Gorsuch's dissenting minority opinion cited the landmark Illinois Brick Co. v. Illinois case of 1977 to say that "an antitrust plaintiff can't sue a defendant for overcharging someone else who might (or might not) have passed on all (or some) of the overcharge to him."
Rather than allowing the four iPhone owners to sue under a "pass on" theory, Gorsuch wrote, the high court should have ruled that the rightful suit can only come from those who are forced to pay "overcharges" in a monopoly environment — in this case, the companies that develop and sell apps in Apple's online store.
"If the proximate cause line is no longer to be drawn at the first injured party, how far down the causal chain can a plaintiff be and still recoup damages?" Gorsuch asked, in his dissenting opinion that was joined by Roberts, along with Thomas and Alito.
Today's ruling, Gorsuch said, could begin whittling away the decision in Illinois Brick and may also call other, older cases into question.
But Kavanaugh wrote that the previous decision wasn't meant "to bar direct-purchaser suits against monopolistic retailers who employ commissions rather than markups."
He added, "The plaintiffs seek to hold retailers to account if the retailers engage in unlawful anticompetitive conduct that harms consumers who purchase from those retailers.
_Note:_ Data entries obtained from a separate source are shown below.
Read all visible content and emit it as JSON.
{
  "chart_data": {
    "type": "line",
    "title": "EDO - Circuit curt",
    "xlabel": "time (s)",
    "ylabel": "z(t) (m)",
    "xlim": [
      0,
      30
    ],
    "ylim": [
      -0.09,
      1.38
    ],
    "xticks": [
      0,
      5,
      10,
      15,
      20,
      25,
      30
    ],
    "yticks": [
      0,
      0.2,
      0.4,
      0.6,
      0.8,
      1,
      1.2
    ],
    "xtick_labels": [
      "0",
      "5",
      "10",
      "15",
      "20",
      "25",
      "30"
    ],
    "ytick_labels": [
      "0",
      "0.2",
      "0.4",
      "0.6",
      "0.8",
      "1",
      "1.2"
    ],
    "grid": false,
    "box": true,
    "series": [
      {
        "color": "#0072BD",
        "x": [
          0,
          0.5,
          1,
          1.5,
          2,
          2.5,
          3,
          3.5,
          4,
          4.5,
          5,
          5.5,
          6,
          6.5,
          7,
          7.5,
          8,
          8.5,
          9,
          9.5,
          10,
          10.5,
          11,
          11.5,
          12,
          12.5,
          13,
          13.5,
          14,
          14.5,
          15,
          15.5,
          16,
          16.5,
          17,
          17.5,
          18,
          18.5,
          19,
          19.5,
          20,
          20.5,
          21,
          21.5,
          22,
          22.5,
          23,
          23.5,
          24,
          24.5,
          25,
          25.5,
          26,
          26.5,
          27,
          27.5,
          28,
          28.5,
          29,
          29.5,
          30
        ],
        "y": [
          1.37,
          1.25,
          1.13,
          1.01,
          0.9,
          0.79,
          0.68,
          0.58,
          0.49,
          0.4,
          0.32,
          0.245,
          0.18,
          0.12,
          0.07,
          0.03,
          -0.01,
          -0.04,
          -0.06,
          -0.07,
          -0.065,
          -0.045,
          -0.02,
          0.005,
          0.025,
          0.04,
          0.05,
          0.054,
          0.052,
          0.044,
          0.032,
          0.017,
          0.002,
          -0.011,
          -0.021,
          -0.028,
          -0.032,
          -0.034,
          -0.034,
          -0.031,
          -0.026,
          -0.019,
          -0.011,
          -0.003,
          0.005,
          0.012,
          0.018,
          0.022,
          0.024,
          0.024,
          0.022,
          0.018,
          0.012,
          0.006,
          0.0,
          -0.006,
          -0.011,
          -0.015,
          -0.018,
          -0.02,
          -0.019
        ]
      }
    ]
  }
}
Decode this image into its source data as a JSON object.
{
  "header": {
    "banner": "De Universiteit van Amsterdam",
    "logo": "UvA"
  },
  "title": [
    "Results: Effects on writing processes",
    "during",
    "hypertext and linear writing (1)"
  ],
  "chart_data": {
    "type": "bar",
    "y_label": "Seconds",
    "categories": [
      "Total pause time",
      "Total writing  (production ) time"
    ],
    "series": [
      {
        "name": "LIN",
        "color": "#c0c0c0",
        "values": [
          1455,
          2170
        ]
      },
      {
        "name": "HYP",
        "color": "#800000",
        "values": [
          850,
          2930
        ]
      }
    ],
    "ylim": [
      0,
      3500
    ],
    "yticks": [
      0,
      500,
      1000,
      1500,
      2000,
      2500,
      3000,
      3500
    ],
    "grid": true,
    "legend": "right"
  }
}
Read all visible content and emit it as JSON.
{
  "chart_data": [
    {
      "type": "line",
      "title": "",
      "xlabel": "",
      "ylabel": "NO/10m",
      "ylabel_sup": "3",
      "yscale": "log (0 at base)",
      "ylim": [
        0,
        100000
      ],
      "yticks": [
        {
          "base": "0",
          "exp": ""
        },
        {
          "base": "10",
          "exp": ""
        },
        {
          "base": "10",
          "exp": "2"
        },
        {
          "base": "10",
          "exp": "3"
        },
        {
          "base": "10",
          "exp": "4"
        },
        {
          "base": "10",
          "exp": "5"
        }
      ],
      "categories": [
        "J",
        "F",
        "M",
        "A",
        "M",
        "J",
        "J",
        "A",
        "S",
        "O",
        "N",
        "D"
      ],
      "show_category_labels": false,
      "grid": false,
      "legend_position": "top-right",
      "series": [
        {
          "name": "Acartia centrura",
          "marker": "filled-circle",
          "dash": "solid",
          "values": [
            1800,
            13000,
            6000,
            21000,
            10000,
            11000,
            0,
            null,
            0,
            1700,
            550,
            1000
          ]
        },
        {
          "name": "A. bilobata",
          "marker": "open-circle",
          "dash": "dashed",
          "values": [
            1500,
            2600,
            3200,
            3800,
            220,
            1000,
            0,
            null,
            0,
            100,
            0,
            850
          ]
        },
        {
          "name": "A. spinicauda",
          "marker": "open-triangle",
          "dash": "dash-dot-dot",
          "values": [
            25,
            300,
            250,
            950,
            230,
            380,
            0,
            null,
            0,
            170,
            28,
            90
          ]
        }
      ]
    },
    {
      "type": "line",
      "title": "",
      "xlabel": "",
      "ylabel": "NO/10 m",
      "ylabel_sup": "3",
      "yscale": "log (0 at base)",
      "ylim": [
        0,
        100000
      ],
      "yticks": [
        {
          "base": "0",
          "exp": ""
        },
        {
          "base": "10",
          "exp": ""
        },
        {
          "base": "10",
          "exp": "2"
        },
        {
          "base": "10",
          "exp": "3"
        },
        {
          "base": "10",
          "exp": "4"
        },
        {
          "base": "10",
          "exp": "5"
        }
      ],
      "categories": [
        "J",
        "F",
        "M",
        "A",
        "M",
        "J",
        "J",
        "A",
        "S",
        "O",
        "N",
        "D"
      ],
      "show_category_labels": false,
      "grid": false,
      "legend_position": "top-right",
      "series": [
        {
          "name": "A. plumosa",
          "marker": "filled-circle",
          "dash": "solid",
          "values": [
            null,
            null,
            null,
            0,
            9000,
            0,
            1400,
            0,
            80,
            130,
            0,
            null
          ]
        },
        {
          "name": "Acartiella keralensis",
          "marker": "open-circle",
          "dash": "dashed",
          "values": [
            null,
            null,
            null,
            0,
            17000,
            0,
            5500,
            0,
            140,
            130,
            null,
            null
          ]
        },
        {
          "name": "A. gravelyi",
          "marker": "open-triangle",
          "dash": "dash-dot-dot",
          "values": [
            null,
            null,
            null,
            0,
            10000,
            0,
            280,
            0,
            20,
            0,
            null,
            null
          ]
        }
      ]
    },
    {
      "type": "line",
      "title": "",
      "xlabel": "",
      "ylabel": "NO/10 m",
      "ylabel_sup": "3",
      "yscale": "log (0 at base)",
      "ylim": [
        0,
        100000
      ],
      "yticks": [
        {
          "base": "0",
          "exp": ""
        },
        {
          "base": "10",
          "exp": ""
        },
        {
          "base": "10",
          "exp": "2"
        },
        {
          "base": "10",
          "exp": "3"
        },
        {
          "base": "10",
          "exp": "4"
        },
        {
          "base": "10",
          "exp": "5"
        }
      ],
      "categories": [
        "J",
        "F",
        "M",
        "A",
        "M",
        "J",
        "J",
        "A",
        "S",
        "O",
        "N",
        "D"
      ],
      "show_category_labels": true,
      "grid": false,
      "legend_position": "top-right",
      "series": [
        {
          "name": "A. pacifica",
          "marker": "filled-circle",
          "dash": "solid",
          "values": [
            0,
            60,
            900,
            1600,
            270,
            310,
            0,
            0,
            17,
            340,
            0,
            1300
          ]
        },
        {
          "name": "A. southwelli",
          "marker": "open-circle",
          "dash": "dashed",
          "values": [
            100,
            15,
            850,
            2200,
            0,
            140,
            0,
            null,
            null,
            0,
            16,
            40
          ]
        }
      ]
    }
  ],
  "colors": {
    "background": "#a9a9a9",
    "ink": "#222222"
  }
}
That is why we have antitrust law."
To the question of whether Apple could now be subject to lawsuits from different plaintiffs — by consumers who are downstream in the sales process, and by suppliers who are further upstream — Kavanaugh wrote, "A retailer who is both a monopolist and a monopsonist may be liable to different classes of plaintiffs."
A monopsony, as we all recall, can occur when a company becomes the sole buyer of goods or labor, concentrating all the market power on its side.